1. The credibility of the witness is for the trial judge's determination. Simmons v. State, 111 Ga. App. 553, 554 ( 142 S.E.2d 308); Goggans v. State, 14 Ga. App. 822 ( 82 S.E. 357). His judgment will "not be disturbed by a reviewing court if there is any evidence to support it." West v. West, 228 Ga. 397, 398 ( 185 S.E.2d 763). Therefore, where there is a conflict in the evidence on the motion to suppress, the ruling of the trial court will be upheld where there is any evidence to authorize a finding in support of his order. Williams v. State, 119 Ga. App. 557 ( 167 S.E.2d 756); Hunt v. State, 8 Ga. App. 374, 377 ( 69 S.E. 42).

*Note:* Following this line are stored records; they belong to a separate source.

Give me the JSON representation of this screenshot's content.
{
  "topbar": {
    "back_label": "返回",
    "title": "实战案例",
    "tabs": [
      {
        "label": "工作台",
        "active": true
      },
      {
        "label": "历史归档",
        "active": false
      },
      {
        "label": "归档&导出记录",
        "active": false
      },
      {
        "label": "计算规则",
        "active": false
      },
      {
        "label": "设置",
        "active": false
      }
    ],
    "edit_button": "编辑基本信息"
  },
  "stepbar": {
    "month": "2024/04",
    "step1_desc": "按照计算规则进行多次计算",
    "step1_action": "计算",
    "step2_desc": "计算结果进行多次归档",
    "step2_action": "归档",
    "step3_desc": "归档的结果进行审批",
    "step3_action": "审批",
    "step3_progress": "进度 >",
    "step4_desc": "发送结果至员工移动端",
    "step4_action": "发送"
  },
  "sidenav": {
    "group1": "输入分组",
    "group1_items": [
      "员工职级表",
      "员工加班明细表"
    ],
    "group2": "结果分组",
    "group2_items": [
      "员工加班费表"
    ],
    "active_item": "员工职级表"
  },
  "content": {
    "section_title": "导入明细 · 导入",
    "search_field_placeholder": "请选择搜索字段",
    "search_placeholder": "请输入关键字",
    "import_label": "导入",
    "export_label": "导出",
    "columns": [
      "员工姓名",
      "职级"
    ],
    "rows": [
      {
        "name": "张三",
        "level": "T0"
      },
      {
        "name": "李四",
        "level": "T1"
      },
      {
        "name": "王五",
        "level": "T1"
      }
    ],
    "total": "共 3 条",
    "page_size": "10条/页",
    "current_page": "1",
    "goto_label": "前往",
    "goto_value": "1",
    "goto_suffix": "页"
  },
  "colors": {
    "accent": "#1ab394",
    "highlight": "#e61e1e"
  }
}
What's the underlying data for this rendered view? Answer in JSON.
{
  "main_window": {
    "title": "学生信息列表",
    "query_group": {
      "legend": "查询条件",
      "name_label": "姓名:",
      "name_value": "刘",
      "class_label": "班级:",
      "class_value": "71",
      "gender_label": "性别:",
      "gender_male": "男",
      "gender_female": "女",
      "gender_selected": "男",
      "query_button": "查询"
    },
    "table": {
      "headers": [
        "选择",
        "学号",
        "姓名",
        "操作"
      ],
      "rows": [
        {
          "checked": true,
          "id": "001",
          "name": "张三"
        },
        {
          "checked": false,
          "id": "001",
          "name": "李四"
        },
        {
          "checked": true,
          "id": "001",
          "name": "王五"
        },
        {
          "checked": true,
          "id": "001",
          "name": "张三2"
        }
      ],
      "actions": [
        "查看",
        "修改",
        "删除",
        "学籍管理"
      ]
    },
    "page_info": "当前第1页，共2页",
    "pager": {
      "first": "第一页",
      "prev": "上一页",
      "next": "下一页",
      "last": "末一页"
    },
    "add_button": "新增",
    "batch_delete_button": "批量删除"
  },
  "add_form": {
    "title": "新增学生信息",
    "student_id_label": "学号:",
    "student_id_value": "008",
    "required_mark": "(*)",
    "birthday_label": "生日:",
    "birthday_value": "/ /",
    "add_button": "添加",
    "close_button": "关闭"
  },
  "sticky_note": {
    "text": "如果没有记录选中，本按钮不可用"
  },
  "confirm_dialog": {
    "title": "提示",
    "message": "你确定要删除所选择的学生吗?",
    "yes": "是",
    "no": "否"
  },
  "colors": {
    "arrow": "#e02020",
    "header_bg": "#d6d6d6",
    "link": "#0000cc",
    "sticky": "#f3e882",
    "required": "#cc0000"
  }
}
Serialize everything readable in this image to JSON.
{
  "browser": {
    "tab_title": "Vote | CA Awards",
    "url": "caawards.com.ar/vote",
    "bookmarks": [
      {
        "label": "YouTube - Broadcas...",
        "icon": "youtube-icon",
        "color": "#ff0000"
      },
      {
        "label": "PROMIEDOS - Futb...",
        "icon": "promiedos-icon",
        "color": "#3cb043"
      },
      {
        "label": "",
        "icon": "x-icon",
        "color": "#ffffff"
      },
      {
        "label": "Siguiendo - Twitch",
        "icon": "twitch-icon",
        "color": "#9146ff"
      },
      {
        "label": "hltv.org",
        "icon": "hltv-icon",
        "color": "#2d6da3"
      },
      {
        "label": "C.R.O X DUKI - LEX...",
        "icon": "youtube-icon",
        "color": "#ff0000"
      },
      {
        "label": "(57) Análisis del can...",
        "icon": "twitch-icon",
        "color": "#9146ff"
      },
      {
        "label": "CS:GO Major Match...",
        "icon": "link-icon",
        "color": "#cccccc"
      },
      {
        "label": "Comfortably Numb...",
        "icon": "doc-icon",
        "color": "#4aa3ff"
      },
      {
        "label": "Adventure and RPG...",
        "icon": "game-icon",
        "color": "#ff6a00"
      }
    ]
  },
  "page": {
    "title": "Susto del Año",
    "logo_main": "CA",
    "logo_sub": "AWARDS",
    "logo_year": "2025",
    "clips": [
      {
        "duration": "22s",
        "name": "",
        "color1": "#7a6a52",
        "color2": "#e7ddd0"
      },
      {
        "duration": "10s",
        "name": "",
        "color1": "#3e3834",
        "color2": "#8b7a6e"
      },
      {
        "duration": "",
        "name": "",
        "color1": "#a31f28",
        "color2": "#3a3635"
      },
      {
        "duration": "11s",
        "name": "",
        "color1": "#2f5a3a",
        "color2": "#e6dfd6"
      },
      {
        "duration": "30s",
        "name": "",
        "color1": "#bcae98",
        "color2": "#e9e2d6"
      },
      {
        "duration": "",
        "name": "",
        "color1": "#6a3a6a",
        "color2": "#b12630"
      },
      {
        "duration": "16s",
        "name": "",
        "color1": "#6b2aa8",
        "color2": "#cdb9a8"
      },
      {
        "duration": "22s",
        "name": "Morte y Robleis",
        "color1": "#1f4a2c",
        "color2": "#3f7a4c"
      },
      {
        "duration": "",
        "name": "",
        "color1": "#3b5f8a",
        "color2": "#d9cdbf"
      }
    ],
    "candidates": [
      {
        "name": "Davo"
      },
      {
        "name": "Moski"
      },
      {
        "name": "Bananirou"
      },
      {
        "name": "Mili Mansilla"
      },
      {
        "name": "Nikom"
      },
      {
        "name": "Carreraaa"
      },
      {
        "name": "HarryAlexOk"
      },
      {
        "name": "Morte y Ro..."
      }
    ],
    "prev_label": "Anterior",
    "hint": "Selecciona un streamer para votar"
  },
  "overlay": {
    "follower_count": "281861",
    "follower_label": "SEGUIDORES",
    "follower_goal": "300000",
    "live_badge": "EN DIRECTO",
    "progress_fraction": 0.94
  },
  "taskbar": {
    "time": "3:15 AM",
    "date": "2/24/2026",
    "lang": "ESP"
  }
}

2. Under the "plain view" doctrine, evidence discovered by mere observation of things in plain view of the officer does not constitute a search. Ker v. California, 374 U.S. 23, 42-43 ( 83 SC 1623, 10 L.Ed.2d 726); Harris v. United States, 390 U.S. 234, 235 ( 88 SC 992, 19 L.Ed.2d 1067). There decisions point out that in order for the doctrine to apply, the observer must have the right to be in the position to have that view and the seizure without a warrant must be based upon "exigent circumstances" justifying the failure to obtain a warrant. Coolidge v. New Hampshire, 403 U.S. 443 (91 SC 2022, 29 L.Ed.2d 564). While a plurality of the Supreme Court has said that the discovery must be "inadvertent," id., there is no definitive holding on this point.
The evidence supports a finding that the officer had the right to be in position to see the marijuana vegetation and seeds on the floorboard.
The trial court did not err in overruling the motion to suppress.
Judgment affirmed. Evans and Clark, JJ., concur.